Debono’s request was that he wanted a message to be sent to Schembri and disgraced Prime Minister Joseph Muscat to stop pushing the narrative that he was involved in the assassination. However, this was during a time when the case was pointing towards Melvin Theuma and Yorgen Fenech.

Debono arrived at the offices in July 2019 unannounced after the MaltaToday published the story Americans told Debono to reveal Malta smuggling networks. The story revealed that the Americans were offering to lift OFAC sanctions on him if he revealed the requests the Russian government made to the Maltese government to secretly refuel their warships.
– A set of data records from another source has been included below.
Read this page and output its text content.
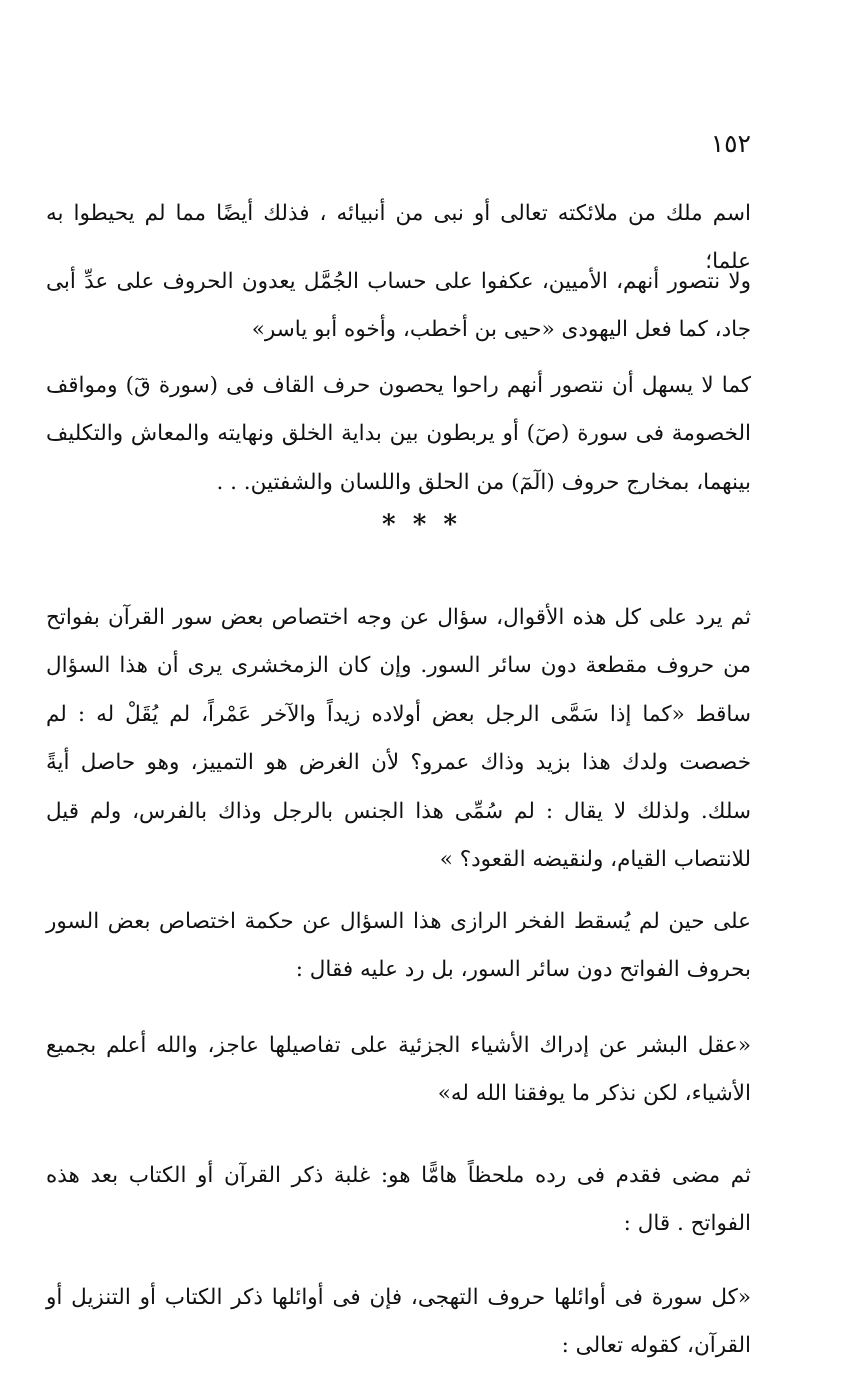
١٥٢

اسم ملك من ملائكته تعالى أو نبى من أنبيائه ، فذلك أيضًا مما لم يحيطوا به علما؛

ولا نتصور أنهم، الأميين، عكفوا على حساب الجُمَّل يعدون الحروف على عدِّ أبى جاد، كما فعل اليهودى «حيى بن أخطب، وأخوه أبو ياسر»

كما لا يسهل أن نتصور أنهم راحوا يحصون حرف القاف فى (سورة قٓ) ومواقف الخصومة فى سورة (صٓ) أو يربطون بين بداية الخلق ونهايته والمعاش والتكليف بينهما، بمخارج حروف (الٓمٓ) من الحلق واللسان والشفتين. . .

* * *

ثم يرد على كل هذه الأقوال، سؤال عن وجه اختصاص بعض سور القرآن بفواتح من حروف مقطعة دون سائر السور. وإن كان الزمخشرى يرى أن هذا السؤال ساقط «كما إذا سَمَّى الرجل بعض أولاده زيداً والآخر عَمْراً، لم يُقَلْ له : لم خصصت ولدك هذا بزيد وذاك عمرو؟ لأن الغرض هو التمييز، وهو حاصل أيةً سلك. ولذلك لا يقال : لم سُمِّى هذا الجنس بالرجل وذاك بالفرس، ولم قيل للانتصاب القيام، ولنقيضه القعود؟ »

على حين لم يُسقط الفخر الرازى هذا السؤال عن حكمة اختصاص بعض السور بحروف الفواتح دون سائر السور، بل رد عليه فقال :

«عقل البشر عن إدراك الأشياء الجزئية على تفاصيلها عاجز، والله أعلم بجميع الأشياء، لكن نذكر ما يوفقنا الله له»

ثم مضى فقدم فى رده ملحظاً هامًّا هو: غلبة ذكر القرآن أو الكتاب بعد هذه الفواتح . قال :

«كل سورة فى أوائلها حروف التهجى، فإن فى أوائلها ذكر الكتاب أو التنزيل أو القرآن، كقوله تعالى :
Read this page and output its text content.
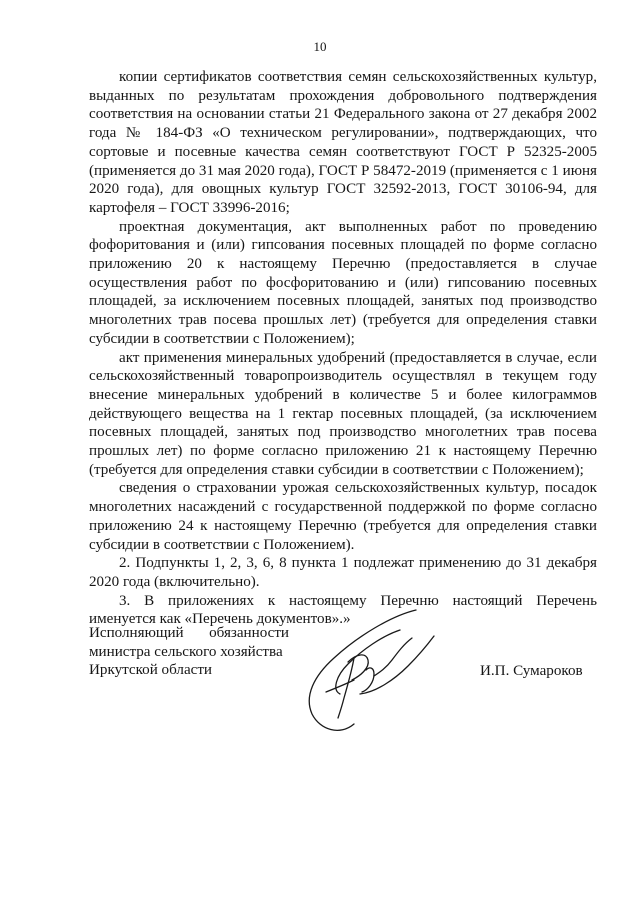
10

копии сертификатов соответствия семян сельскохозяйственных культур, выданных по результатам прохождения добровольного подтверждения соответствия на основании статьи 21 Федерального закона от 27 декабря 2002 года № 184-ФЗ «О техническом регулировании», подтверждающих, что сортовые и посевные качества семян соответствуют ГОСТ Р 52325-2005 (применяется до 31 мая 2020 года), ГОСТ Р 58472-2019 (применяется с 1 июня 2020 года), для овощных культур ГОСТ 32592-2013, ГОСТ 30106-94, для картофеля – ГОСТ 33996-2016;

проектная документация, акт выполненных работ по проведению фофоритования и (или) гипсования посевных площадей по форме согласно приложению 20 к настоящему Перечню (предоставляется в случае осуществления работ по фосфоритованию и (или) гипсованию посевных площадей, за исключением посевных площадей, занятых под производство многолетних трав посева прошлых лет) (требуется для определения ставки субсидии в соответствии с Положением);

акт применения минеральных удобрений (предоставляется в случае, если сельскохозяйственный товаропроизводитель осуществлял в текущем году внесение минеральных удобрений в количестве 5 и более килограммов действующего вещества на 1 гектар посевных площадей, (за исключением посевных площадей, занятых под производство многолетних трав посева прошлых лет) по форме согласно приложению 21 к настоящему Перечню (требуется для определения ставки субсидии в соответствии с Положением);

сведения о страховании урожая сельскохозяйственных культур, посадок многолетних насаждений с государственной поддержкой по форме согласно приложению 24 к настоящему Перечню (требуется для определения ставки субсидии в соответствии с Положением).

2. Подпункты 1, 2, 3, 6, 8 пункта 1 подлежат применению до 31 декабря 2020 года (включительно).

3. В приложениях к настоящему Перечню настоящий Перечень именуется как «Перечень документов».»

Исполняющий обязанности
министра сельского хозяйства
Иркутской области	И.П. Сумароков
Vella clarified that MaltaToday was definitively not pushing the narrative, with Balzan even testifying in Caruana Galizia’s public inquiry saying that Castille attempted to spin the narrative. MaltaToday only wanted to know what the Americans had on the Malta government with regards to secret refuelling.

Therefore, Vella said that Balzan told Debono “We need factual details, that give insight into what was happening, so that we report this story factually… but we cannot publish anything that cannot be shown to be true. What we need is to listen to you… we cannot write one-sided things. You must tell us, off-record… you were in the know about these things. My job is to write stories, to write them as good as possible, I have no other agenda.”

Vella wrote that he had been informed by co-accused and former footballer Jeffrey Chetcuti intercepted Vella during his lunch break in 2018, asking him to not write about Debono and the fuel-smuggling case.

Later in 2018, Vella received a photo of him and his daughter from Debono. When Vella challenged him, Debono said “Oh, I don’t mean anything by it...”

When the Times contacted Joseph Muscat for a comment in relation to the story, he denied pushing any particular storyline and pointed out several Italian media outlets were pushing the theory that fuel smugglers were behind Caruana Galizia’s murder.